I’ve been subscribed to your emails for so many years and I’ll be honest, I don’t read them much. But something made me read this after I saw the caption. I feel the lowest I’ve ever felt in years, no hope in anything and mentally tired like I’ve never ever been. I’ve been unemployed since July 2022 and this January I was given an opportunity to start a new career in a field I’ve never ever been exposed to. I did the training and started. It’s been gruelling – I second guess myself all the time, I have so much self-doubt and I am terrified of failing. I haven’t been to the office in almost 2 weeks because I feel I just can’t succeed in this. I know I’m being way too harsh on myself. All your advice is so true – consistency, daily rituals and faith in self. Thank you for writing this piece. Reading it has cleared the clouds and given me the glimmer of hope I need and reignited that flame within. “small promises, small steps (your daily rituals), and small victories.” My faith in me is restored….
Lauren Baccetti-Eck says
A wonderful reminder for strength to succeed, instead of giving up because of failure, to stay consistent or low self-esteem doubt.
I am a chronic loser of faith in myself and my motivation. Reading this helps me to remember that I can restore that faith over and over and get back up, dust myself off, and give it another go and try to remember to break it down into smaller tasks so that procrastination cant take over and bulldoze my efforts.
I appreciate your wisdom, guidance, suggestions, writings, and commitment to helping others. Thank you for what you do!
Julia Hamilton says
Thanks for a new spin on the old adage of try try and try again! It’s encouraging to see and hear real world examples of how gradually, overtime with sustained effort, little changes do add up to big ones. I’m a recent subscriber to your newsletter and I’m grateful to have you in my inbox.
Thank you. I am so impressed with your open and soul searching newsletters. These have resonated so strongly over the past few years when circumstances have been particularly challenging for me, yet have still, along with my own practices and rituals, found yours a strongly authentic and inspiring voice. Thank you both, I’m so pleased I found you.
Joseph Kirchner says
Nick Saban, the great head football coach at the University of Alabama, is famous for coaching his players to do every small thing just right. He calls it “the process.” The theory is that if you take care of every little detail to the best of your ability, this very act will produce great results in the long run. Every detail! Every little action. It’s hard to argue with Saban, who has produced many national championships employing this method.
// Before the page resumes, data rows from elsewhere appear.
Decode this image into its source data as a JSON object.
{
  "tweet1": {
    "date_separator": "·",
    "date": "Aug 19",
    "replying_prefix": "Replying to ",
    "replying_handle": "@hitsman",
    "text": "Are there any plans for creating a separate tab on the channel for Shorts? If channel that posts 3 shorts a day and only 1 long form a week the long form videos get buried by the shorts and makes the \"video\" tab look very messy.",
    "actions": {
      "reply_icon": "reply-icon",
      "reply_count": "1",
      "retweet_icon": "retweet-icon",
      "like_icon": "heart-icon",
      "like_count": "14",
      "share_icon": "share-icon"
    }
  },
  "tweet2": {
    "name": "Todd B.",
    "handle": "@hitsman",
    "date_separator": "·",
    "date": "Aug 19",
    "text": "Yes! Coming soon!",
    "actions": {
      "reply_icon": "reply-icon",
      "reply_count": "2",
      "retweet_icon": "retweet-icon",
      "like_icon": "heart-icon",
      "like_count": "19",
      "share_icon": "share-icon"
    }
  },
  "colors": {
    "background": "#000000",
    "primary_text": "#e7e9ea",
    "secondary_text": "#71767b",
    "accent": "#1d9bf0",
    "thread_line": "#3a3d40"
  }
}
Do every little thing to the best of your ability. And do this every single day.
Watch what happens!
Good morning, what away to start my day. This is just a reminder that I can be good to myself. I don’t have to fall and stay down but can get up and walk. Thanks for inspiring words.
Tricia L says
Thank you for writing this beautiful reminder. Sometimes I forget how I got to where I am now. I shared this article with my best friend so she can be reninded how to trust herself too.
Debbie Kuby says
Thanks for sharing this article! The timing is impeccable.
I keep a daily gratitude journal that also contains letters, poems, song lyrics, important notes to myself and my goals.
Johan Coetzee says
I’m in the final phase of publishing a book in South Africa called Screw Retirement (the Afrikaans versions is already published), where the importance of standing up and trying again is reiterated. It very much relates to my personal story, where staying down is not an option and continuous trying and learning becomes a way of life.